Death does not discriminate.
NEITHER SHOULD GRIEF.
There I sat, with an arrow of truth piercing my heart. It was the beginning of the sermon, but for the next 30 minutes, I hardly heard anything else. Those words sucker-punched my psyche, revealing a truth about myself I had denied far too long.
And if racism is defined as prejudice, discrimination, or antagonism directed against someone of a different race based on the belief that one’s own race is superior, then I can no longer deny the fact that I am a racist. Because I have not grieved equally.
I dismissed the death of Alton Sterling.
I barely noticed the death of Philando Castile.
Yet I sat up and paid attention when five Dallas Police Officers were gunned down Thursday night.
I thought that if I grieved for the children – of all races, nationalities, and cultures – who suffered due to the cruelty or negligence of their parents or caregivers, that would be enough. I thought that if I grieved for those who suffered with terminal illness, physical injury, or permanent disability, that would be enough. I thought that if I grieved for those that lived in poverty, victims of civil and political unrest, that would be enough. But it’s not.
Too often, I’ve been guilty of overlooking injustice in my own community, inside my own little slice of this great big world. I’ve turned a blind eye to those who feel marginalized and alone. I’ve chosen to devote my time and energy to helping others who look a lot like me, in places that are comfortable and familiar, rather than reaching across cultural, ethnic, and economic lines to make a difference.
I must do better.
And so, I begin with this: an apology. To my friends of color, particularly my African-American friends: I apologize. For not seeking to better understand your struggles. For not doing more on your behalf. For speaking too much and not listening enough. For my pride and self-centeredness that kept me from walking a mile in your shoes – or, at the very least, walking that mile with you.

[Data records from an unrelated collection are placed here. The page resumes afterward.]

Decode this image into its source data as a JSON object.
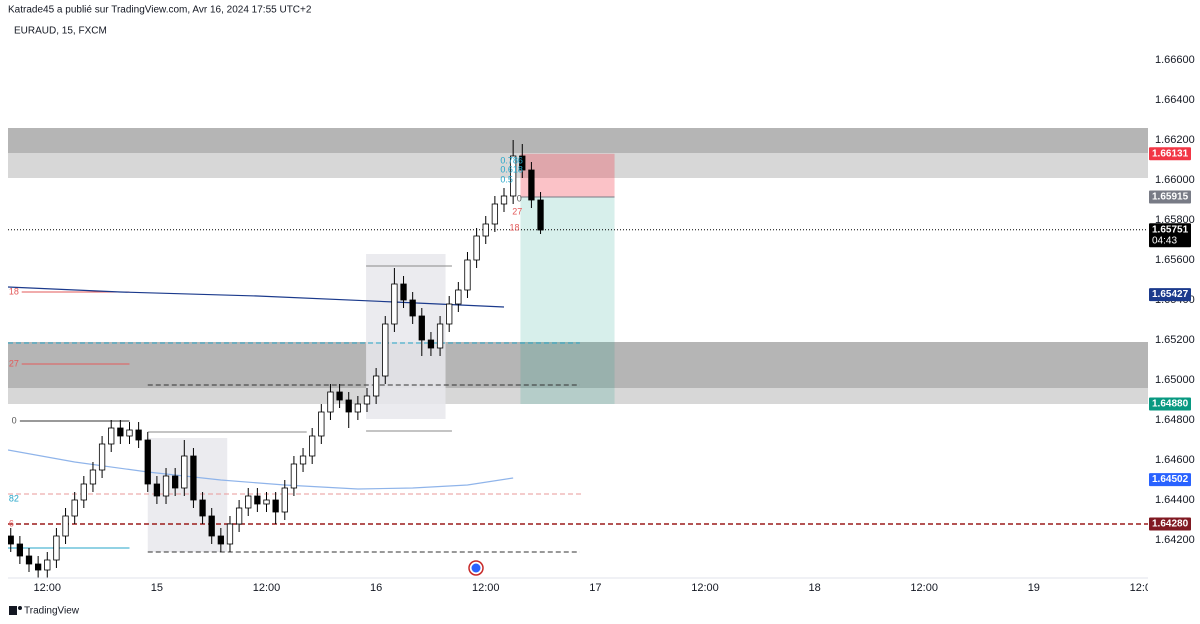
{
  "chart_data": {
    "type": "candlestick",
    "header": "Katrade45 a publié sur TradingView.com, Avr 16, 2024 17:55 UTC+2",
    "title": "EURAUD, 15, FXCM",
    "footer": "TradingView",
    "xlim": [
      7.7,
      132.5
    ],
    "xticks": [
      {
        "value": 12,
        "label": "12:00"
      },
      {
        "value": 24,
        "label": "15"
      },
      {
        "value": 36,
        "label": "12:00"
      },
      {
        "value": 48,
        "label": "16"
      },
      {
        "value": 60,
        "label": "12:00"
      },
      {
        "value": 72,
        "label": "17"
      },
      {
        "value": 84,
        "label": "12:00"
      },
      {
        "value": 96,
        "label": "18"
      },
      {
        "value": 108,
        "label": "12:00"
      },
      {
        "value": 120,
        "label": "19"
      },
      {
        "value": 132,
        "label": "12:00"
      }
    ],
    "ylim": [
      1.6401,
      1.6681
    ],
    "yticks": [
      {
        "value": 1.666,
        "label": "1.66600"
      },
      {
        "value": 1.664,
        "label": "1.66400"
      },
      {
        "value": 1.662,
        "label": "1.66200"
      },
      {
        "value": 1.66,
        "label": "1.66000"
      },
      {
        "value": 1.658,
        "label": "1.65800"
      },
      {
        "value": 1.656,
        "label": "1.65600"
      },
      {
        "value": 1.654,
        "label": "1.65400"
      },
      {
        "value": 1.652,
        "label": "1.65200"
      },
      {
        "value": 1.65,
        "label": "1.65000"
      },
      {
        "value": 1.648,
        "label": "1.64800"
      },
      {
        "value": 1.646,
        "label": "1.64600"
      },
      {
        "value": 1.644,
        "label": "1.64400"
      },
      {
        "value": 1.642,
        "label": "1.64200"
      }
    ],
    "up_color": "#ffffff",
    "down_color": "#000000",
    "x": [
      8,
      9,
      10,
      11,
      12,
      13,
      14,
      15,
      16,
      17,
      18,
      19,
      20,
      21,
      22,
      23,
      24,
      25,
      26,
      27,
      28,
      29,
      30,
      31,
      32,
      33,
      34,
      35,
      36,
      37,
      38,
      39,
      40,
      41,
      42,
      43,
      44,
      45,
      46,
      47,
      48,
      49,
      50,
      51,
      52,
      53,
      54,
      55,
      56,
      57,
      58,
      59,
      60,
      61,
      62,
      63,
      64,
      65,
      66
    ],
    "open": [
      1.6422,
      1.6418,
      1.6412,
      1.6408,
      1.6405,
      1.641,
      1.6422,
      1.6432,
      1.644,
      1.6448,
      1.6455,
      1.6468,
      1.6476,
      1.6472,
      1.6475,
      1.647,
      1.6448,
      1.6442,
      1.6452,
      1.6446,
      1.6462,
      1.644,
      1.6432,
      1.6422,
      1.6418,
      1.6428,
      1.6436,
      1.6442,
      1.6438,
      1.644,
      1.6434,
      1.6446,
      1.6458,
      1.6462,
      1.6472,
      1.6484,
      1.6494,
      1.649,
      1.6484,
      1.6488,
      1.6492,
      1.6502,
      1.6528,
      1.6548,
      1.654,
      1.6532,
      1.652,
      1.6516,
      1.6528,
      1.6538,
      1.6545,
      1.656,
      1.6572,
      1.6578,
      1.6588,
      1.6592,
      1.6612,
      1.6605,
      1.659
    ],
    "high": [
      1.6426,
      1.6422,
      1.6416,
      1.6412,
      1.6414,
      1.6426,
      1.6436,
      1.6444,
      1.6452,
      1.6459,
      1.6472,
      1.648,
      1.648,
      1.6479,
      1.6479,
      1.6474,
      1.6452,
      1.6456,
      1.6456,
      1.647,
      1.6466,
      1.6444,
      1.6436,
      1.6426,
      1.6432,
      1.644,
      1.6446,
      1.6446,
      1.6444,
      1.6444,
      1.645,
      1.6462,
      1.6466,
      1.6476,
      1.6488,
      1.6498,
      1.6498,
      1.6494,
      1.6492,
      1.6496,
      1.6506,
      1.6532,
      1.6556,
      1.6552,
      1.6544,
      1.6536,
      1.6524,
      1.6532,
      1.6542,
      1.6549,
      1.6564,
      1.6576,
      1.6582,
      1.6592,
      1.6596,
      1.662,
      1.6618,
      1.6609,
      1.6594
    ],
    "low": [
      1.6414,
      1.6408,
      1.6404,
      1.6401,
      1.6401,
      1.6406,
      1.6418,
      1.6428,
      1.6436,
      1.6444,
      1.6451,
      1.6464,
      1.6468,
      1.6468,
      1.6466,
      1.6444,
      1.6438,
      1.6438,
      1.6442,
      1.6442,
      1.6436,
      1.6428,
      1.6418,
      1.6414,
      1.6414,
      1.6424,
      1.6432,
      1.6434,
      1.6434,
      1.6428,
      1.643,
      1.6442,
      1.6454,
      1.6458,
      1.6468,
      1.648,
      1.6486,
      1.6476,
      1.648,
      1.6484,
      1.6488,
      1.6498,
      1.6524,
      1.6536,
      1.6528,
      1.6512,
      1.6512,
      1.6512,
      1.6524,
      1.6534,
      1.6541,
      1.6556,
      1.6568,
      1.6574,
      1.6584,
      1.6588,
      1.6601,
      1.6586,
      1.6573
    ],
    "close": [
      1.6418,
      1.6412,
      1.6408,
      1.6405,
      1.641,
      1.6422,
      1.6432,
      1.644,
      1.6448,
      1.6455,
      1.6468,
      1.6476,
      1.6472,
      1.6475,
      1.647,
      1.6448,
      1.6442,
      1.6452,
      1.6446,
      1.6462,
      1.644,
      1.6432,
      1.6422,
      1.6418,
      1.6428,
      1.6436,
      1.6442,
      1.6438,
      1.644,
      1.6434,
      1.6446,
      1.6458,
      1.6462,
      1.6472,
      1.6484,
      1.6494,
      1.649,
      1.6484,
      1.6488,
      1.6492,
      1.6502,
      1.6528,
      1.6548,
      1.654,
      1.6532,
      1.652,
      1.6516,
      1.6528,
      1.6538,
      1.6545,
      1.656,
      1.6572,
      1.6578,
      1.6588,
      1.6592,
      1.6612,
      1.6605,
      1.659,
      1.6575
    ],
    "zones": [
      {
        "top": 1.6626,
        "bottom": 1.66135,
        "color": "#b5b5b5"
      },
      {
        "top": 1.66135,
        "bottom": 1.6601,
        "color": "#d7d7d7"
      },
      {
        "top": 1.6519,
        "bottom": 1.6496,
        "color": "#b5b5b5"
      },
      {
        "top": 1.6496,
        "bottom": 1.6488,
        "color": "#d7d7d7"
      }
    ],
    "boxes": [
      {
        "x_start": 23,
        "x_end": 31.7,
        "top": 1.6471,
        "bottom": 1.6414,
        "color": "#e8e8ec"
      },
      {
        "x_start": 46.9,
        "x_end": 55.6,
        "top": 1.6563,
        "bottom": 1.64805,
        "color": "#e8e8ec"
      }
    ],
    "position": {
      "entry": 1.65915,
      "stop": 1.66131,
      "target": 1.6488,
      "x_start": 63.8,
      "x_end": 74.1
    },
    "levels": [
      {
        "price": 1.6428,
        "x_start": 7.7,
        "x_end": 132.5,
        "color": "#9b1c1c",
        "style": "dashed"
      },
      {
        "price": 1.6443,
        "x_start": 7.7,
        "x_end": 70.6,
        "color": "#e89a9a",
        "style": "dashed"
      },
      {
        "price": 1.64975,
        "x_start": 23,
        "x_end": 70.3,
        "color": "#333333",
        "style": "dashed"
      },
      {
        "price": 1.6414,
        "x_start": 23,
        "x_end": 70.3,
        "color": "#333333",
        "style": "dashed"
      },
      {
        "price": 1.65185,
        "x_start": 7.7,
        "x_end": 70.3,
        "color": "#26a6c9",
        "style": "dashed"
      },
      {
        "price": 1.65751,
        "x_start": 7.7,
        "x_end": 132.5,
        "color": "#000000",
        "style": "dotted"
      },
      {
        "price": 1.6544,
        "x_start": 9.2,
        "x_end": 21,
        "color": "#e35a5a",
        "style": "solid"
      },
      {
        "price": 1.6508,
        "x_start": 9.2,
        "x_end": 21,
        "color": "#e35a5a",
        "style": "solid"
      },
      {
        "price": 1.64795,
        "x_start": 9,
        "x_end": 21,
        "color": "#333333",
        "style": "solid"
      },
      {
        "price": 1.6416,
        "x_start": 7.7,
        "x_end": 21,
        "color": "#26a6c9",
        "style": "solid"
      },
      {
        "price": 1.6474,
        "x_start": 23,
        "x_end": 40.4,
        "color": "#888888",
        "style": "solid"
      },
      {
        "price": 1.6557,
        "x_start": 46.9,
        "x_end": 56.3,
        "color": "#888888",
        "style": "solid"
      },
      {
        "price": 1.64745,
        "x_start": 46.9,
        "x_end": 56.3,
        "color": "#888888",
        "style": "solid"
      }
    ],
    "ma_lines": [
      {
        "color": "#1b3a8c",
        "x": [
          7.7,
          20,
          35,
          50,
          62
        ],
        "values": [
          1.65465,
          1.6544,
          1.6542,
          1.6539,
          1.65365
        ]
      },
      {
        "color": "#8fb4ea",
        "x": [
          7.7,
          15,
          23,
          31,
          38,
          46,
          52,
          58,
          63
        ],
        "values": [
          1.6465,
          1.6459,
          1.6454,
          1.645,
          1.64475,
          1.64455,
          1.6446,
          1.64475,
          1.6451
        ]
      }
    ],
    "fib_labels": [
      {
        "text": "0.786",
        "price": 1.66095,
        "x": 61.6,
        "color": "#26a6c9"
      },
      {
        "text": "0.618",
        "price": 1.6605,
        "x": 61.6,
        "color": "#26a6c9"
      },
      {
        "text": "0.5",
        "price": 1.66,
        "x": 61.6,
        "color": "#26a6c9"
      },
      {
        "text": "0",
        "price": 1.65905,
        "x": 63.4,
        "color": "#555555"
      },
      {
        "text": "27",
        "price": 1.6584,
        "x": 62.9,
        "color": "#e35a5a"
      },
      {
        "text": "18",
        "price": 1.6576,
        "x": 62.6,
        "color": "#e35a5a"
      },
      {
        "text": "18",
        "price": 1.6544,
        "x": 7.8,
        "color": "#e35a5a"
      },
      {
        "text": "27",
        "price": 1.6508,
        "x": 7.8,
        "color": "#e35a5a"
      },
      {
        "text": "0",
        "price": 1.64795,
        "x": 8.1,
        "color": "#555555"
      },
      {
        "text": "82",
        "price": 1.64405,
        "x": 7.8,
        "color": "#26a6c9"
      },
      {
        "text": "6",
        "price": 1.6428,
        "x": 7.8,
        "color": "#e35a5a"
      }
    ],
    "price_labels": [
      {
        "value": 1.66131,
        "label": "1.66131",
        "color": "#f23645"
      },
      {
        "value": 1.65915,
        "label": "1.65915",
        "color": "#787b86"
      },
      {
        "value": 1.65751,
        "label": "1.65751",
        "color": "#000000",
        "sub": "04:43"
      },
      {
        "value": 1.65427,
        "label": "1.65427",
        "color": "#1b3a8c"
      },
      {
        "value": 1.6488,
        "label": "1.64880",
        "color": "#089981"
      },
      {
        "value": 1.64502,
        "label": "1.64502",
        "color": "#2962ff"
      },
      {
        "value": 1.6428,
        "label": "1.64280",
        "color": "#801922"
      }
    ]
  }
}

My word for this year is “TRANSFORM.” It’s not simply a goal to be attained, but rather a lifestyle to be lived. Though I certainly had my own expectations of what that might look like, I’m learning that the job of transformation is not up to me. Rather, it’s my God who directs the transformation the way He sees fit, in areas He alone knows best. My eyes have been opened to the harsh reality of my own ugliness, which now lies naked and exposed for what it is. My hope and prayer is that God will begin that process of transformation in my own heart even as this city I love seeks healing and restoration out of brokenness and tragedy.
I must do better. May I learn to love mercy, rather than cast judgement. May I learn to do justly, rather than hide behind the shroud of ignorance and denial. May I learn to walk humbly with my God, serving others as Christ would call me to do.